Second, we sought to clarify the relationship between ferroelectric/ferroelastic phase transformation and the magnetoelectric effect in CFO films on PMN-PT heterostructures. Elastic strain is an essential component of electro-mechanical-magnetic coupling. Most prior studies that used piezoelectric materials as a strain source assumed that these materials shared a linear relationship (d31 or d33) with the electric field, which is true only with small electric field signals. In contrast, the largest strain is produced during phase transformation in piezoelectric single crystals. In this work, we systematically investigated electric field induced phase transformation in PMN-PT single crystals with different compositions. A signficant finding that emerged from this study is that a large in-plane uniaxial strain can be controlled by an electric field, and this strain can be used to control the magnetic easy axis distribution in the in-plane. The electric field is along the out-of-plane direction, which is perpendicular to the uniaxial strain and the surface of the sample, and thus can be easily incorporated into real device design.

Finally, we identified very large magnetic coercive field tunability in the CFO/PMN-PT monolithic structures -- in fact, more than ten times larger than previously reported magnetoelectric heterostructures.
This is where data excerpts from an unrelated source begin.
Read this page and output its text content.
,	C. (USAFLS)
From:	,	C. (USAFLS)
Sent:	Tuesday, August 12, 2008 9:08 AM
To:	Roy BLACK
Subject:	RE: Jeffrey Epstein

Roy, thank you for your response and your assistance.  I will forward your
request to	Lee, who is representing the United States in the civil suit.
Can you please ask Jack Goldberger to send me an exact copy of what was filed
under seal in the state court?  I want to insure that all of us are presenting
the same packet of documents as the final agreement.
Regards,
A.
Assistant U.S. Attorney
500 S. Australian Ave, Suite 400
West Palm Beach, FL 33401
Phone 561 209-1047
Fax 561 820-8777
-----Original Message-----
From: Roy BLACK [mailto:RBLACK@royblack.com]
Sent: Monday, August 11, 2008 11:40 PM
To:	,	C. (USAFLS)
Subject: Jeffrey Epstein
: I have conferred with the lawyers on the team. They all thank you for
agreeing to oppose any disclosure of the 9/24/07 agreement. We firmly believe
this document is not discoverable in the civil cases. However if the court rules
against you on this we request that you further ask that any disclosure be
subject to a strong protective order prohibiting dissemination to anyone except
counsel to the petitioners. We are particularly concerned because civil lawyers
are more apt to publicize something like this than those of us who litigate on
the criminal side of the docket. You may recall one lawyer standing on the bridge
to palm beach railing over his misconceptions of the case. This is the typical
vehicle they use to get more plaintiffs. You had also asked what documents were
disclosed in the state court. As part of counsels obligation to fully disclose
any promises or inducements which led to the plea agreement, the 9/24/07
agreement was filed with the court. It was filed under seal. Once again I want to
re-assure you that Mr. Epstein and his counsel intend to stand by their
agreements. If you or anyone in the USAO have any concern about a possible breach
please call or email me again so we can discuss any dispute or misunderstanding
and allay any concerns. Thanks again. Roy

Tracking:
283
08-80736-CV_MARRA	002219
We used a <011> oriented PMN-PT substrate, where a large uniaxial strain can be induced by an electric field. Importantly, since the two in-plane directions have the same dimensions, the uniaxial strain can induce a significant magnetic anisotropy distribution change in the two in-plane directions. A unprecedented magnetic coercive field change of up to 580 Oe has been observed, which shows great potential for applications in both magnetic memory and microwave magnetic devices.